Se faire accompagner

Le couple a décidé de faire appel à un agent immobilier dans le département de la Manche. Il a su balayer les offres et traduire leurs envies, tout en prenant en compte leur capacité financière. « C’est lui qui nous a trouvé en juin 2022 cet établissement à Saint-Hilaire-du-Harcouët avec un beau potentiel de développement », atteste Patrice Bodenan. Un accompagnement qui a porté ses fruits puisqu’en juillet 2022, le couple a signé un compromis de vente. « Il est important pour le repreneur de se

faire accompagner dans les différentes étapes de son projet en fonction de ses besoins et de ses critères», assure Hélène Formery. Un conseil qui s’adresse en particulier aux entrepreneurs novices, comme Patrice Bodenan et Fabien Laperruque. « Nous avons également été suivis par la CCI [chambre de commerce et de l’industrie, NDLR] dans le cadre de “Je lance ma boîte” ici, en Normandie. Ce processus nous a permis d’identifier les différentes étapes à mettre en place dans notre projet de reprise », précise le patron de L’Agriculture. Le couple a aussi décidé de contacter un expert-comptable et a pu bénéficier d’une étude gratuite en quelques rendez-vous. Une étape décisive, selon eux, dans l’élaboration de leur business plan et de leur prévisionnel. « Tout cela à un coût, mais il ne faut pas s’en passer », admet Patrice Bodenan.

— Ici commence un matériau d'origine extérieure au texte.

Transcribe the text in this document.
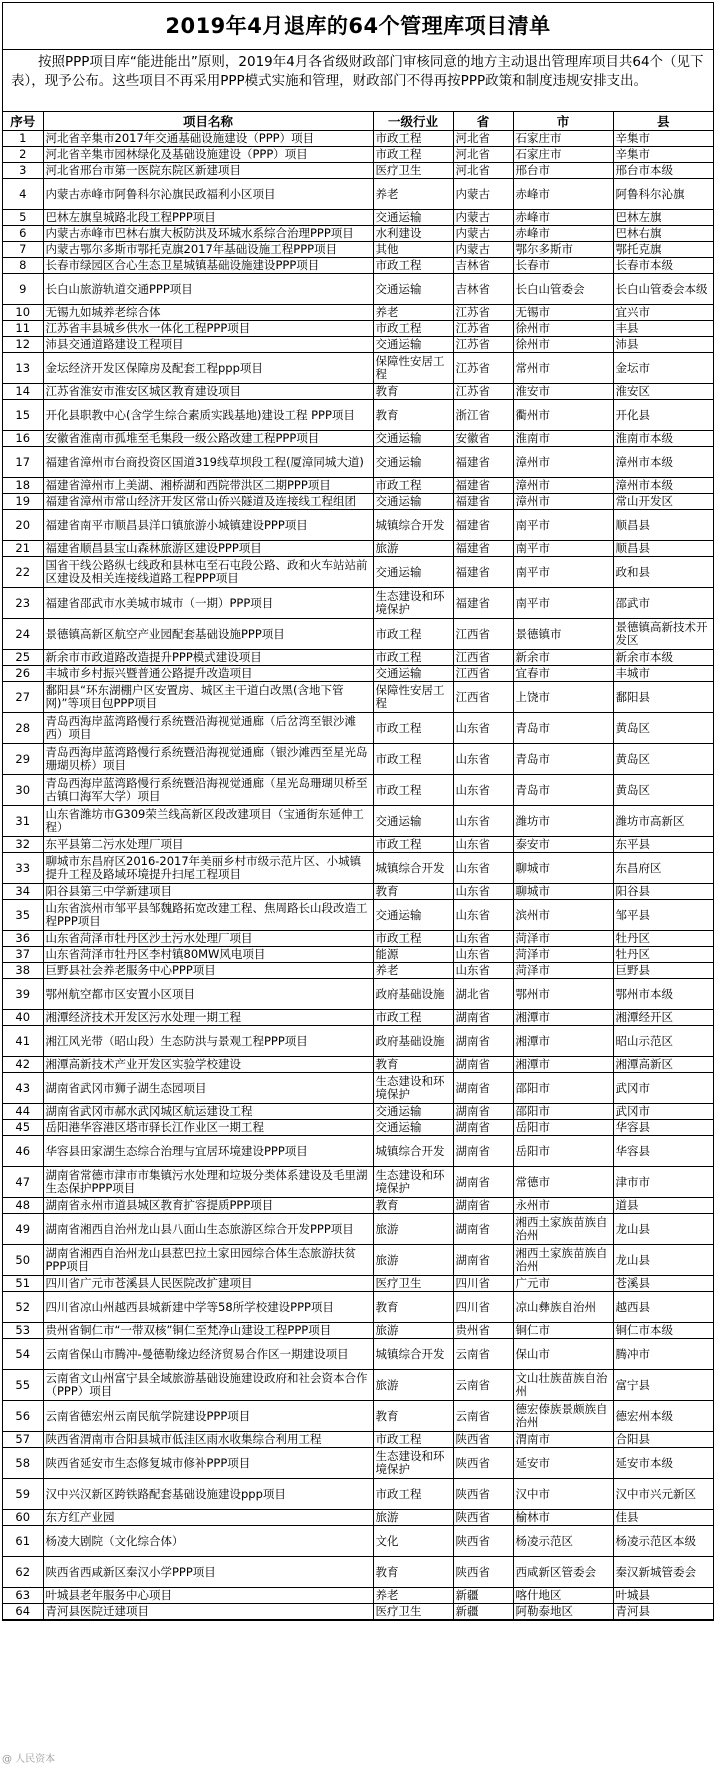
2019年4月退库的64个管理库项目清单
按照PPP项目库“能进能出”原则，2019年4月各省级财政部门审核同意的地方主动退出管理库项目共64个（见下表），现予公布。这些项目不再采用PPP模式实施和管理，财政部门不得再按PPP政策和制度违规安排支出。
序号	项目名称	一级行业	省	市	县
1	河北省辛集市2017年交通基础设施建设（PPP）项目	市政工程	河北省	石家庄市	辛集市
2	河北省辛集市园林绿化及基础设施建设（PPP）项目	市政工程	河北省	石家庄市	辛集市
3	河北省邢台市第一医院东院区新建项目	医疗卫生	河北省	邢台市	邢台市本级
4	内蒙古赤峰市阿鲁科尔沁旗民政福利小区项目	养老	内蒙古	赤峰市	阿鲁科尔沁旗
5	巴林左旗皇城路北段工程PPP项目	交通运输	内蒙古	赤峰市	巴林左旗
6	内蒙古赤峰市巴林右旗大板防洪及环城水系综合治理PPP项目	水利建设	内蒙古	赤峰市	巴林右旗
7	内蒙古鄂尔多斯市鄂托克旗2017年基础设施工程PPP项目	其他	内蒙古	鄂尔多斯市	鄂托克旗
8	长春市绿园区合心生态卫星城镇基础设施建设PPP项目	市政工程	吉林省	长春市	长春市本级
9	长白山旅游轨道交通PPP项目	交通运输	吉林省	长白山管委会	长白山管委会本级
10	无锡九如城养老综合体	养老	江苏省	无锡市	宜兴市
11	江苏省丰县城乡供水一体化工程PPP项目	市政工程	江苏省	徐州市	丰县
12	沛县交通道路建设工程项目	交通运输	江苏省	徐州市	沛县
13	金坛经济开发区保障房及配套工程ppp项目	保障性安居工程	江苏省	常州市	金坛市
14	江苏省淮安市淮安区城区教育建设项目	教育	江苏省	淮安市	淮安区
15	开化县职教中心(含学生综合素质实践基地)建设工程 PPP项目	教育	浙江省	衢州市	开化县
16	安徽省淮南市孤堆至毛集段一级公路改建工程PPP项目	交通运输	安徽省	淮南市	淮南市本级
17	福建省漳州市台商投资区国道319线草坝段工程(厦漳同城大道)	交通运输	福建省	漳州市	漳州市本级
18	福建省漳州市上美湖、湘桥湖和西院带洪区二期PPP项目	市政工程	福建省	漳州市	漳州市本级
19	福建省漳州市常山经济开发区常山侨兴隧道及连接线工程组团	交通运输	福建省	漳州市	常山开发区
20	福建省南平市顺昌县洋口镇旅游小城镇建设PPP项目	城镇综合开发	福建省	南平市	顺昌县
21	福建省顺昌县宝山森林旅游区建设PPP项目	旅游	福建省	南平市	顺昌县
22	国省干线公路纵七线政和县林屯至石屯段公路、政和火车站站前区建设及相关连接线道路工程PPP项目	交通运输	福建省	南平市	政和县
23	福建省邵武市水美城市城市（一期）PPP项目	生态建设和环境保护	福建省	南平市	邵武市
24	景德镇高新区航空产业园配套基础设施PPP项目	市政工程	江西省	景德镇市	景德镇高新技术开发区
25	新余市市政道路改造提升PPP模式建设项目	市政工程	江西省	新余市	新余市本级
26	丰城市乡村振兴暨普通公路提升改造项目	交通运输	江西省	宜春市	丰城市
27	鄱阳县“环东湖棚户区安置房、城区主干道白改黑(含地下管网)”等项目包PPP项目	保障性安居工程	江西省	上饶市	鄱阳县
28	青岛西海岸蓝湾路慢行系统暨沿海视觉通廊（后岔湾至银沙滩西）项目	市政工程	山东省	青岛市	黄岛区
29	青岛西海岸蓝湾路慢行系统暨沿海视觉通廊（银沙滩西至星光岛珊瑚贝桥）项目	市政工程	山东省	青岛市	黄岛区
30	青岛西海岸蓝湾路慢行系统暨沿海视觉通廊（星光岛珊瑚贝桥至古镇口海军大学）项目	市政工程	山东省	青岛市	黄岛区
31	山东省潍坊市G309荣兰线高新区段改建项目（宝通街东延伸工程）	交通运输	山东省	潍坊市	潍坊市高新区
32	东平县第二污水处理厂项目	市政工程	山东省	泰安市	东平县
33	聊城市东昌府区2016-2017年美丽乡村市级示范片区、小城镇提升工程及路域环境提升扫尾工程项目	城镇综合开发	山东省	聊城市	东昌府区
34	阳谷县第三中学新建项目	教育	山东省	聊城市	阳谷县
35	山东省滨州市邹平县邹魏路拓宽改建工程、焦周路长山段改造工程PPP项目	交通运输	山东省	滨州市	邹平县
36	山东省菏泽市牡丹区沙土污水处理厂项目	市政工程	山东省	菏泽市	牡丹区
37	山东省菏泽市牡丹区李村镇80MW风电项目	能源	山东省	菏泽市	牡丹区
38	巨野县社会养老服务中心PPP项目	养老	山东省	菏泽市	巨野县
39	鄂州航空都市区安置小区项目	政府基础设施	湖北省	鄂州市	鄂州市本级
40	湘潭经济技术开发区污水处理一期工程	市政工程	湖南省	湘潭市	湘潭经开区
41	湘江风光带（昭山段）生态防洪与景观工程PPP项目	政府基础设施	湖南省	湘潭市	昭山示范区
42	湘潭高新技术产业开发区实验学校建设	教育	湖南省	湘潭市	湘潭高新区
43	湖南省武冈市狮子湖生态园项目	生态建设和环境保护	湖南省	邵阳市	武冈市
44	湖南省武冈市郝水武冈城区航运建设工程	交通运输	湖南省	邵阳市	武冈市
45	岳阳港华容港区塔市驿长江作业区一期工程	交通运输	湖南省	岳阳市	华容县
46	华容县田家湖生态综合治理与宜居环境建设PPP项目	城镇综合开发	湖南省	岳阳市	华容县
47	湖南省常德市津市市集镇污水处理和垃圾分类体系建设及毛里湖生态保护PPP项目	生态建设和环境保护	湖南省	常德市	津市市
48	湖南省永州市道县城区教育扩容提质PPP项目	教育	湖南省	永州市	道县
49	湖南省湘西自治州龙山县八面山生态旅游区综合开发PPP项目	旅游	湖南省	湘西土家族苗族自治州	龙山县
50	湖南省湘西自治州龙山县惹巴拉土家田园综合体生态旅游扶贫PPP项目	旅游	湖南省	湘西土家族苗族自治州	龙山县
51	四川省广元市苍溪县人民医院改扩建项目	医疗卫生	四川省	广元市	苍溪县
52	四川省凉山州越西县城新建中学等58所学校建设PPP项目	教育	四川省	凉山彝族自治州	越西县
53	贵州省铜仁市“一带双核”铜仁至梵净山建设工程PPP项目	旅游	贵州省	铜仁市	铜仁市本级
54	云南省保山市腾冲-曼德勒缘边经济贸易合作区一期建设项目	城镇综合开发	云南省	保山市	腾冲市
55	云南省文山州富宁县全域旅游基础设施建设政府和社会资本合作（PPP）项目	旅游	云南省	文山壮族苗族自治州	富宁县
56	云南省德宏州云南民航学院建设PPP项目	教育	云南省	德宏傣族景颇族自治州	德宏州本级
57	陕西省渭南市合阳县城市低洼区雨水收集综合利用工程	市政工程	陕西省	渭南市	合阳县
58	陕西省延安市生态修复城市修补PPP项目	生态建设和环境保护	陕西省	延安市	延安市本级
59	汉中兴汉新区跨铁路配套基础设施建设ppp项目	市政工程	陕西省	汉中市	汉中市兴元新区
60	东方红产业园	旅游	陕西省	榆林市	佳县
61	杨凌大剧院（文化综合体）	文化	陕西省	杨凌示范区	杨凌示范区本级
62	陕西省西咸新区秦汉小学PPP项目	教育	陕西省	西咸新区管委会	秦汉新城管委会
63	叶城县老年服务中心项目	养老	新疆	喀什地区	叶城县
64	青河县医院迁建项目	医疗卫生	新疆	阿勒泰地区	青河县
@ 人民资本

Outre les aspects techniques propres au futur local et à l’équipement, un repreneur doit se soumettre à des questions relatives au choix du statut juridique, mais aussi aux licences et aux contrats de travail conclus. Il faut aussi prendre connaissance de documents officiels tels que « l’extrait Kbis »

de l’entreprise, qui justifie de l’inscription au registre du commerce et des sociétés. Par ailleurs, le futur repreneur doit s’assurer que toutes les autorisations et démarches de déclarations nécessaires soient en ordre, comme la demande de transfert de licence. La BPI peut notamment préparer à l’anticipation de ses bonnes dispositions. « Les 25 réseaux d’accompagnements sont associatifs et donc gratuits, ces réseaux peuvent être généralistes ou bien spécifiques en fonction de l’âge, du genre et du territoire dont est issu le porteur de projet. Ils peuvent aussi être spécialisés sur les questions de financement par exemple », développe Hélène Formery. Elle assure l’accompagnement des futurs repreneurs à travers la direction de la création en s’appuyant sur des partenariats avec 25 réseaux d’accompagnement à l’instar d’Initiative France qui a de solides connaissances en matière de restauration. Cependant, comme l’offre mise en place suit la règle de la gratuité, les repreneurs ne sont pas directement mis en relation avec des experts-comptables, des avocats ou des juristes spécialisés.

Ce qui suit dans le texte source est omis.